Bobby Colella, 43, said he wants Daytona Beach restaurants and bars banning bikers from wearing their patches inside the businesses to take down their signs banning "colors" because the patches represent freedom of expression, the Orlando Sentinel reported Monday.
Many bars and restaurants ban "colors" to prevent rival gangs from starting trouble inside the eateries. The patches are often used to represent group affiliations ranging from gangs to veterans' organizations and religions.
Colella, an Army veteran, said his patches represent his membership in the Christian group Bikers for Christ. He said about 100 bikers attended his rally last week seeking to convince local businesses to end their bans on displays of patches.

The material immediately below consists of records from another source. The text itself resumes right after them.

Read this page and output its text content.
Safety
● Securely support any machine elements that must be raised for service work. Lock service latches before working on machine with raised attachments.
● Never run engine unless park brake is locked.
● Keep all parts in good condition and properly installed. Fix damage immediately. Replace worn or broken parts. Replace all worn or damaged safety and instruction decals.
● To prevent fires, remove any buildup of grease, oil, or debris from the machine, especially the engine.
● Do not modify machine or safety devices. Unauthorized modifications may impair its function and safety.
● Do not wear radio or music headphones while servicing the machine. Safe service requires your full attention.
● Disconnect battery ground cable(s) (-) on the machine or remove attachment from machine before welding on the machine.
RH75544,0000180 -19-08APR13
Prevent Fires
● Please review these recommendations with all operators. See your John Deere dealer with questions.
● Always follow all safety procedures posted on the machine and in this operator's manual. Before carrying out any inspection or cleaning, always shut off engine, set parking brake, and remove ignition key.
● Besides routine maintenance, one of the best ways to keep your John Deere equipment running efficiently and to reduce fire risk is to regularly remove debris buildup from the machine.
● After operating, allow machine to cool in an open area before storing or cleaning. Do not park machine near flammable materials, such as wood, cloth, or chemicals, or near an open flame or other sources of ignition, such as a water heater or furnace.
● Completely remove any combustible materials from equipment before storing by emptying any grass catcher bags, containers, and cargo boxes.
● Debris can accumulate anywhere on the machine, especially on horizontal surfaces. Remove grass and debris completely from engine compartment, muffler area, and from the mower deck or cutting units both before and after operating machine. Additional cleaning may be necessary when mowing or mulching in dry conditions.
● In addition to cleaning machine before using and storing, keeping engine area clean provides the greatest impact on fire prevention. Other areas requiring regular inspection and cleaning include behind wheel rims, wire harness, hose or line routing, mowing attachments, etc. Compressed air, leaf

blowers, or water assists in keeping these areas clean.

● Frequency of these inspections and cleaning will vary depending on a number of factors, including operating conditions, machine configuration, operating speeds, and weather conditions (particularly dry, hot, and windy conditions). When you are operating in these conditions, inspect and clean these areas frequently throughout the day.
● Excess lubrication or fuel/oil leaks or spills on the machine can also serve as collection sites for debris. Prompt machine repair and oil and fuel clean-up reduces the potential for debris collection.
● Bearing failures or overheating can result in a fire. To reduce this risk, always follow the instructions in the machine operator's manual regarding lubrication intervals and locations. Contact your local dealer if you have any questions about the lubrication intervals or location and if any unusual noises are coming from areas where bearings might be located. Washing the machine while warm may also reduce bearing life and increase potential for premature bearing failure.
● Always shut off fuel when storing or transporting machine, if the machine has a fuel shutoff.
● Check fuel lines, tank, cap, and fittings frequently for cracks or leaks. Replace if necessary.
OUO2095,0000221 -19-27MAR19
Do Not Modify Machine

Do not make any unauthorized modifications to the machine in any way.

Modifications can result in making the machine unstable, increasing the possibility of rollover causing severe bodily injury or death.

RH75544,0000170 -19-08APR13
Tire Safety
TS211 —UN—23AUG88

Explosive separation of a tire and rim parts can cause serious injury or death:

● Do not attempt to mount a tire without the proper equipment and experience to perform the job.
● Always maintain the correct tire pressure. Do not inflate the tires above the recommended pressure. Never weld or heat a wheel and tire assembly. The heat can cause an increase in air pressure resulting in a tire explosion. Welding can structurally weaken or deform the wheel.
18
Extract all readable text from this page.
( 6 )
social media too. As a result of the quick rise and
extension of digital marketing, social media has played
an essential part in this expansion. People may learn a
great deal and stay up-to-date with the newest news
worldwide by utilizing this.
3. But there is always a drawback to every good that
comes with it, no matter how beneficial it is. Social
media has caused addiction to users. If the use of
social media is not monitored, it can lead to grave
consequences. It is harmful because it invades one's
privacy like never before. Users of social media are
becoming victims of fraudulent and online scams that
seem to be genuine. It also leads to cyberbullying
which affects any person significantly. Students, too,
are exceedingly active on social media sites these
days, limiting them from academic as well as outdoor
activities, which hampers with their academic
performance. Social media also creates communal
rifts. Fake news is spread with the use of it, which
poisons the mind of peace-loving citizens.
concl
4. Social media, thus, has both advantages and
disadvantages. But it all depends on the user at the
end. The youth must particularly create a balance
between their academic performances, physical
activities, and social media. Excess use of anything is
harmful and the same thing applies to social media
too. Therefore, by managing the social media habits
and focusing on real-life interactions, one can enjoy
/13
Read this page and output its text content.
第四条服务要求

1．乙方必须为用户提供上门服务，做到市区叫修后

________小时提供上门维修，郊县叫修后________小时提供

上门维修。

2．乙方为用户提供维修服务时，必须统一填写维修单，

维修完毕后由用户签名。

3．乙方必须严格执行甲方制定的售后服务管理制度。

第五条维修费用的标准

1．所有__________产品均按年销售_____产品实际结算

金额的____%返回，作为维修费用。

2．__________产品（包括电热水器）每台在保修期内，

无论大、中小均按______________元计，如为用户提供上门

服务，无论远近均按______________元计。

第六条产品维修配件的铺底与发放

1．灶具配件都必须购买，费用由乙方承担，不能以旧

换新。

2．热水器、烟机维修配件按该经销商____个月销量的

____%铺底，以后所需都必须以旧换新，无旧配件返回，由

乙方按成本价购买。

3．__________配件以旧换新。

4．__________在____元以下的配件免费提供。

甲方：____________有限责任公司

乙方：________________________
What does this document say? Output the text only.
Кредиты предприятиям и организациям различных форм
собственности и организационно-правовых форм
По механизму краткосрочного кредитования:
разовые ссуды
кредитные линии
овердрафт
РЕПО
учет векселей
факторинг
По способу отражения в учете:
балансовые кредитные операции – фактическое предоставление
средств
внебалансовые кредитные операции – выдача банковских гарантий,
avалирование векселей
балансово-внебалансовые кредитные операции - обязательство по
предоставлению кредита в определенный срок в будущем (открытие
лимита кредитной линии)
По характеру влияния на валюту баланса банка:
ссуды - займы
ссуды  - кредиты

"I think a lot of people who put these signs up on the walls they don't understand what it took for our freedoms," Colella said.
"If they segregated any other part of the community there'd be outrage," he said. "But bikers with patches on their back, not so much."
Charles Calandra, a Tampa attorney and member of the Latin American Motorcycle Association, said he does not mind removing his patch-covered vest when he goes into one of the businesses.
"I don't see it as a freedom issue," Calandra said. "It's just business."
Daytona police Chief Mike Chitwood said the bans on color displays inside bars help prevent gang violence during the city's March 7-16 Bike Week.
"The last thing I need," Chitwood said, "is a motorcycle gang war, or for them to get involved in something that tarnishes the image of the event."